The work [detailed here] is a crucial step towards a system that can automatically recognise BSL signs and translate them into words.
A major challenge in recognising signs is to track the signer’s hands as they move on the broadcast – no mean feat as these can get lost in the background, blur or cross – and the arms can assume a vast number of configurations.
The system tackles this problem by overlaying a model of the upper body onto the video frames of the signer by looking for probable configurations, finding the large number of frames where these can be correctly identified and then ‘filling in the gaps’ to infer how the hands get from one position to another.
Another big challenge is to match a target word that appears in a subtitle to the corresponding sign – particularly difficult as words and signs often appear separated in time and words can be signed in many different ways so the corresponding sign may not appear at all.
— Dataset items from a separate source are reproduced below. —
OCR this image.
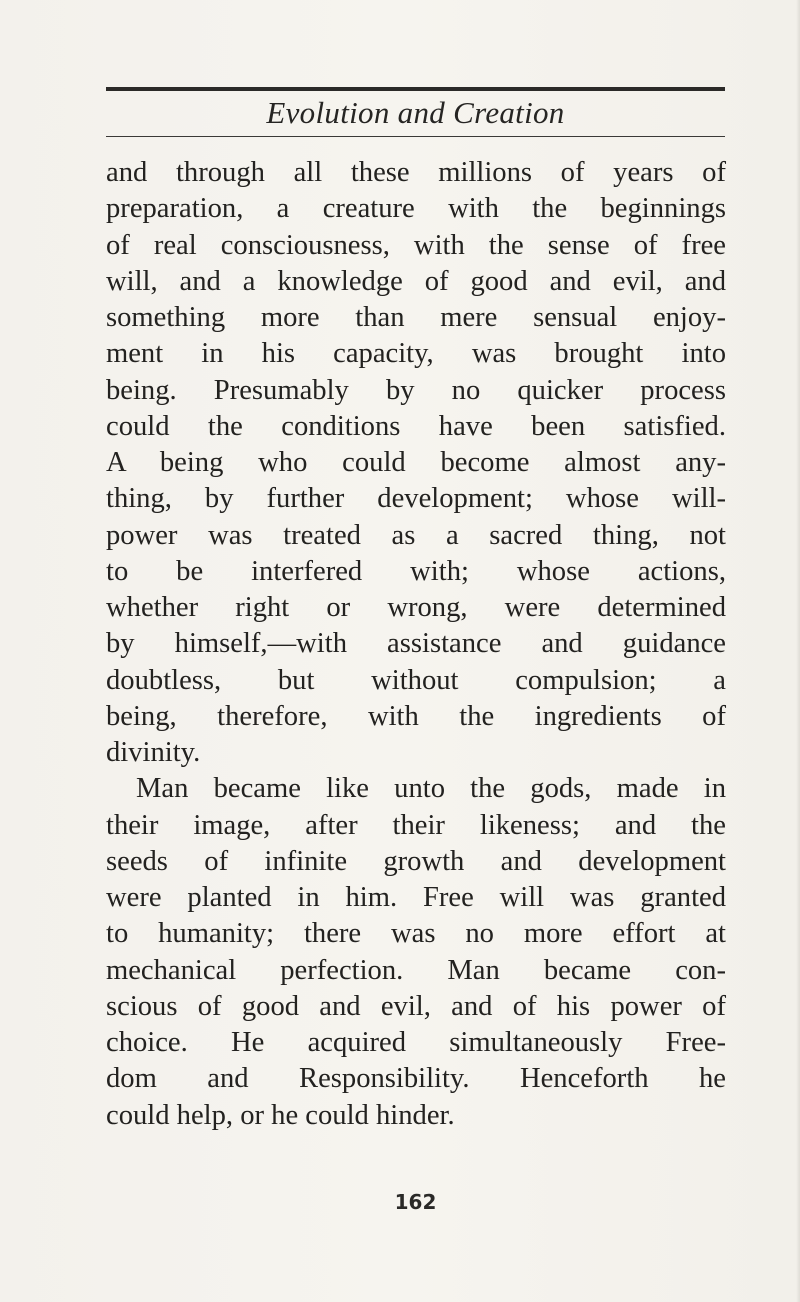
Evolution and Creation
and through all these millions of years of
preparation, a creature with the beginnings
of real consciousness, with the sense of free
will, and a knowledge of good and evil, and
something more than mere sensual enjoy-
ment in his capacity, was brought into
being. Presumably by no quicker process
could the conditions have been satisfied.
A being who could become almost any-
thing, by further development; whose will-
power was treated as a sacred thing, not
to be interfered with; whose actions,
whether right or wrong, were determined
by himself,—with assistance and guidance
doubtless, but without compulsion; a
being, therefore, with the ingredients of
divinity.
Man became like unto the gods, made in
their image, after their likeness; and the
seeds of infinite growth and development
were planted in him. Free will was granted
to humanity; there was no more effort at
mechanical perfection. Man became con-
scious of good and evil, and of his power of
choice. He acquired simultaneously Free-
dom and Responsibility. Henceforth he
could help, or he could hinder.
162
To overcome this problem the system compares a small number of sequences in which the target word appears in the subtitles with a large number of sequences in which it does not.
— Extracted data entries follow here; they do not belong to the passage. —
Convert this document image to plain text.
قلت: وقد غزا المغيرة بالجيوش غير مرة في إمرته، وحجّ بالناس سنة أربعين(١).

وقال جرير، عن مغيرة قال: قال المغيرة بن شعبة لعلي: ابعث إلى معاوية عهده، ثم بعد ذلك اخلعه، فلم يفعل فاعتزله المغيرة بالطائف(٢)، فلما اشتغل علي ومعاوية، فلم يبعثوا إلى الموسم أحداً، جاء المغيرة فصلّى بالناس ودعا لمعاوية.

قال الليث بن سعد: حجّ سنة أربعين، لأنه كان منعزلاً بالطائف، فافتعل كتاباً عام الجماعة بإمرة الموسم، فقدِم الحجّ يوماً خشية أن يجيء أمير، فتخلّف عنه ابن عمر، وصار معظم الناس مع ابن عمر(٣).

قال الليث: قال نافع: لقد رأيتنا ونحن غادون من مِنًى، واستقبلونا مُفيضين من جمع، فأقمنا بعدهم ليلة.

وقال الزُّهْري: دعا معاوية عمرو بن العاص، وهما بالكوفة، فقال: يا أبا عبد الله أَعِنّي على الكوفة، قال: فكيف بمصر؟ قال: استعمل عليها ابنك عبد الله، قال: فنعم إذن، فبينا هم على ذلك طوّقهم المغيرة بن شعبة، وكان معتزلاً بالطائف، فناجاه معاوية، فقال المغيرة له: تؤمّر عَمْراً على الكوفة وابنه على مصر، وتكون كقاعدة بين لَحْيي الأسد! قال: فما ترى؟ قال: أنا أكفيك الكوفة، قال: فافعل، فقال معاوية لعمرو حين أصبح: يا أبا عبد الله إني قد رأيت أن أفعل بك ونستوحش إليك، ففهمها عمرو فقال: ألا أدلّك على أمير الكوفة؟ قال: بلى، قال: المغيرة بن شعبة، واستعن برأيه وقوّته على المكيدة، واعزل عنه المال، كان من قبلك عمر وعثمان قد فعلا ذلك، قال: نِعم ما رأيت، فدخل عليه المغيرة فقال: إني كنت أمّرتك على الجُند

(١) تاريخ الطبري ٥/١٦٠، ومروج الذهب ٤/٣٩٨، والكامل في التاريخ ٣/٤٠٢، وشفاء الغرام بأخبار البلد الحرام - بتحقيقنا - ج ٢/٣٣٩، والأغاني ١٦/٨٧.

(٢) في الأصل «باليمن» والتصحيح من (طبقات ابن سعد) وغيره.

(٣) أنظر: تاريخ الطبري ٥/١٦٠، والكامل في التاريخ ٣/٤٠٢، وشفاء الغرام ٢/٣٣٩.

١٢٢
Within this footage it then finds the 7-13 frames that appear often in the ‘target word’ sequences and infrequently in the ‘no target word’ ones. This enables it to learn to match over 100 target words to signs automatically.
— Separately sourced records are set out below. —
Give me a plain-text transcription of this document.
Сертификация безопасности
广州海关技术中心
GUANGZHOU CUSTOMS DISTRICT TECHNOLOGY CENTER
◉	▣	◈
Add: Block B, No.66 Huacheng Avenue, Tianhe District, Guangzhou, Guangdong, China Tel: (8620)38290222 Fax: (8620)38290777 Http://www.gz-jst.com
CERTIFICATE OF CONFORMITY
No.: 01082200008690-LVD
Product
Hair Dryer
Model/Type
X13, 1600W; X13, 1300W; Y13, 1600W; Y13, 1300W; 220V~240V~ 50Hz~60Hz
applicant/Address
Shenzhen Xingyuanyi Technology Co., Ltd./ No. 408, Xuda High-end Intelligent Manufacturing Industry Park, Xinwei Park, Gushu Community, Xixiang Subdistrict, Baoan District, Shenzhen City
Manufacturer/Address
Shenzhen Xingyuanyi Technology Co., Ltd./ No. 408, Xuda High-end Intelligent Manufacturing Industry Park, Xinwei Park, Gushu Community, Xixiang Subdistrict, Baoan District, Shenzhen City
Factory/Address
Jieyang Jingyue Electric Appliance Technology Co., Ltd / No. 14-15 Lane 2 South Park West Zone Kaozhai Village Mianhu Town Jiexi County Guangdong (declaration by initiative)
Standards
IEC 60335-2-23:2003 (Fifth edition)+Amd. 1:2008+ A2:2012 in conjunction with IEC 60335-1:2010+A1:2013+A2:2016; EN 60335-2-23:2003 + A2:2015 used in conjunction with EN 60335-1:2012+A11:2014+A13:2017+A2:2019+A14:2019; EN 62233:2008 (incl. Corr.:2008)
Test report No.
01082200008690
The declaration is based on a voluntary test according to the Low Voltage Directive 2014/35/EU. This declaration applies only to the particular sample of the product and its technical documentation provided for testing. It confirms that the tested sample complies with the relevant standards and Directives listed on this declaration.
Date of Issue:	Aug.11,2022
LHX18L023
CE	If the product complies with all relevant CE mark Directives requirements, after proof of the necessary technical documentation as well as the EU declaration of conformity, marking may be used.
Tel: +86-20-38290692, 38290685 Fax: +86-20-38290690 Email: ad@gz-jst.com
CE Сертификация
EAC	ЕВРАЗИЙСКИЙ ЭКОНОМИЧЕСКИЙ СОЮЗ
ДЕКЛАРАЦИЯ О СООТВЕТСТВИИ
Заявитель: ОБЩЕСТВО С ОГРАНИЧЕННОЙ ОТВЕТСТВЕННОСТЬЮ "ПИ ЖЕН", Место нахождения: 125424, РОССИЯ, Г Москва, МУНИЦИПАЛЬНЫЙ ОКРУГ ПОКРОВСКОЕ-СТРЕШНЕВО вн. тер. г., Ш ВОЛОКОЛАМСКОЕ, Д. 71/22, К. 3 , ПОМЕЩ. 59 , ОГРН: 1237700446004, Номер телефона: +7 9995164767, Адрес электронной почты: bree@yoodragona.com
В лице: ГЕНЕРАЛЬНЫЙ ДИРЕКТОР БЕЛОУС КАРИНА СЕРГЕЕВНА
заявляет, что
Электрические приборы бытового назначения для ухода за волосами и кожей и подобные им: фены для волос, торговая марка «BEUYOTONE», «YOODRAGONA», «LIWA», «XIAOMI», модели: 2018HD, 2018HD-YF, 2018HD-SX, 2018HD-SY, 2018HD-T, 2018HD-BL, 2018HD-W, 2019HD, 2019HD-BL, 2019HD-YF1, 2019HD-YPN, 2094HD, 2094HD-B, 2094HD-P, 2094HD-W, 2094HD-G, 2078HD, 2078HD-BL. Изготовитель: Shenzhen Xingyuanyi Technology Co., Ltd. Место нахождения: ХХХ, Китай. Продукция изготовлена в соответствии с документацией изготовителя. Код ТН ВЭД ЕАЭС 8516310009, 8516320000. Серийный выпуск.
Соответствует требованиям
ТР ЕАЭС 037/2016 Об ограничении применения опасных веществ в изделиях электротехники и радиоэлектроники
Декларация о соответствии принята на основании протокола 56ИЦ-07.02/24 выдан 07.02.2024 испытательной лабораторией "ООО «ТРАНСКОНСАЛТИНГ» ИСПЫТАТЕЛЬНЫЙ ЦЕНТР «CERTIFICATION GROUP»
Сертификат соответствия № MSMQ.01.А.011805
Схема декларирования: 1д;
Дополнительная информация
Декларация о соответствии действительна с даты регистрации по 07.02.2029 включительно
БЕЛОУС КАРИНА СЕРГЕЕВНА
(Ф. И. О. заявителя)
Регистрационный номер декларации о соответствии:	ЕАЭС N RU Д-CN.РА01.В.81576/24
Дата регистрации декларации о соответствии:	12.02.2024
'This is the first time that a computer system has been able to learn signs on its own and on this scale in this way - with just the information available in the broadcast’s subtitle information and video frames and without the need for humans to give it annotated examples of what each sign looks like,’ said Andrew Zisserman of Oxford University’s Department of Engineering Science who led the work with Patrick Buehler at Oxford and Mark Everingham of Leeds University’s School of Computing.
Mark Everingham said: ‘It demonstrates the sort of very tough problems which advanced image recognition technology is starting to be able to solve. These technologies have the potential to revolutionise the automated searching, classifying and analysis of moving and still images.’
This research was supported by the Engineering and Physical Sciences Research Council, Microsoft and the Royal Academy of Engineering.